I didn’t need to take him at his word. Whether they were speaking out of envy or just simple misunderstanding, so many of the witnesses interviewed by the police didn’t seem to realize that they were giving conflicting impressions of the marriage. One witness, a makeup artist, said Samira was both teary-eyed at discovering photos on Doc’s phone of other women and at the same time, was trying to get away from him. The impression most people carried away from it was that Samira was scared of her husband. The truth was, there were past hurts and at the time of her death, the Frasches were working through them and toward a reconciliation.


The other women had come into Doc’s life after Samira had filed for divorce in September. After a violent attack on Doc, a friend had called the police and Samira had lost custody of her children. The divorce petition gave her back the control she needed as a mother and got her children back for her. But tellingly, only weeks after getting custody, she and Doc were celebrating Christmas together as a family. 
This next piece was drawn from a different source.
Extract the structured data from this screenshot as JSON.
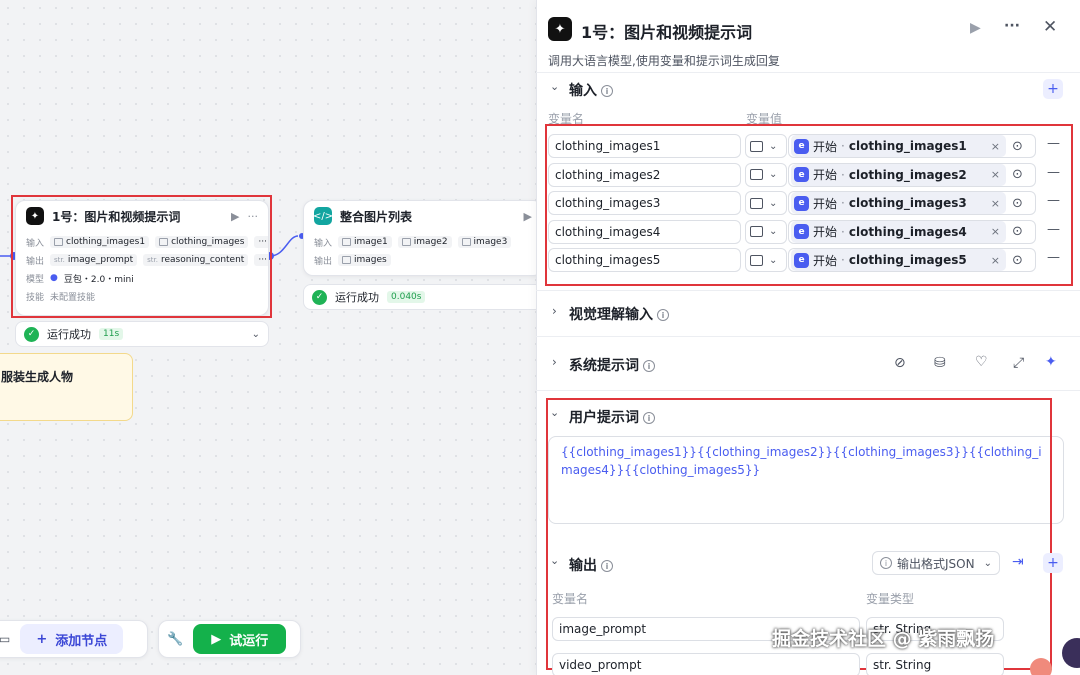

Being bipolar, Samira often had outbursts of rage and Doc had more than once suffered a statue coming down on his head or been scratched with her long nails. When it happened in private, he retreated to Books-A-Million or one his other residences to give her time to calm down. When it happened in public, the police were called by onlookers. 


Meanwhile, in prison, Doc continued to work on the summons to the civil case filed by Tallahassee lawyer James Waczewski on behalf of Samira’s mother in Madagascar. And Waczewski continued to air material about both the trial and the current case on his YouTube channel, under the name of Mentour Lawyer. 


New documentaries were being made about the case even in the midst of the entertainment industry being limited by covid protocol. The continued interest in the Frasch case meant a continued spread of misinformation. Emblematic of that was the misrepresentation of the amount of champagne Doc told police that Samira had consumed. He said she had been drinking throughout their last full day together and had opened a second bottle when they had gotten home late that night. By the time this made it to the trial, it was being relayed to the jury that Doc had told investigators that Samira had consumed two bottles of champagne between midnight and 4 AM. It was intended to undermine his credibility since the toxicology report showed no alcohol in Samira’s system. As I looked more into this for myself, I wrote Doc the following: 


I’m going back over my notes and it seems significant to me that in the trial Detective Justin Vann was asked why police had not collected the champagne bottles as evidence. Detective Vann said they didn’t because “there’s no law against that” regarding drinking. True, but there’s no law against anything else they collected as evidence that day to try to determine what had happened. Even the diaper bag was temporarily confiscated. Considering how many crimes are fuelled by alcohol, it was odd that they didn’t collect them. 


And they would have found Samira’s fingerprints on everything. You clearly told investigators that she was drinking, not you. Justin Vann admits there were open bottles and a half-emptied glass.


Combine that with the toxicology report that there was no alcohol in her system and that would conclusively prove that, yes, she had been drinking, but that there had been enough time for it all to exit her system. Which means you couldn’t have done it. Because they’re not saying you murdered her at 8 AM. You couldn’t have. You were seen pulling out of the gate by then. Before that, Carol Bass saw you from her dining room window. She was alerted to the whole thing by a car alarm going off and saw a dark-haired man wearing a red shirt, very tall, loading up a black SUV. She said that happened sometime between 7 and 8 am. Which means you would have had to have killed Samira before then. Which leaves even less time for the alcohol to have left her body.

 And yet, they never collected the champagne bottles and wine glass as evidence! Golf clubs, yes, but not the champagne bottles in the house?!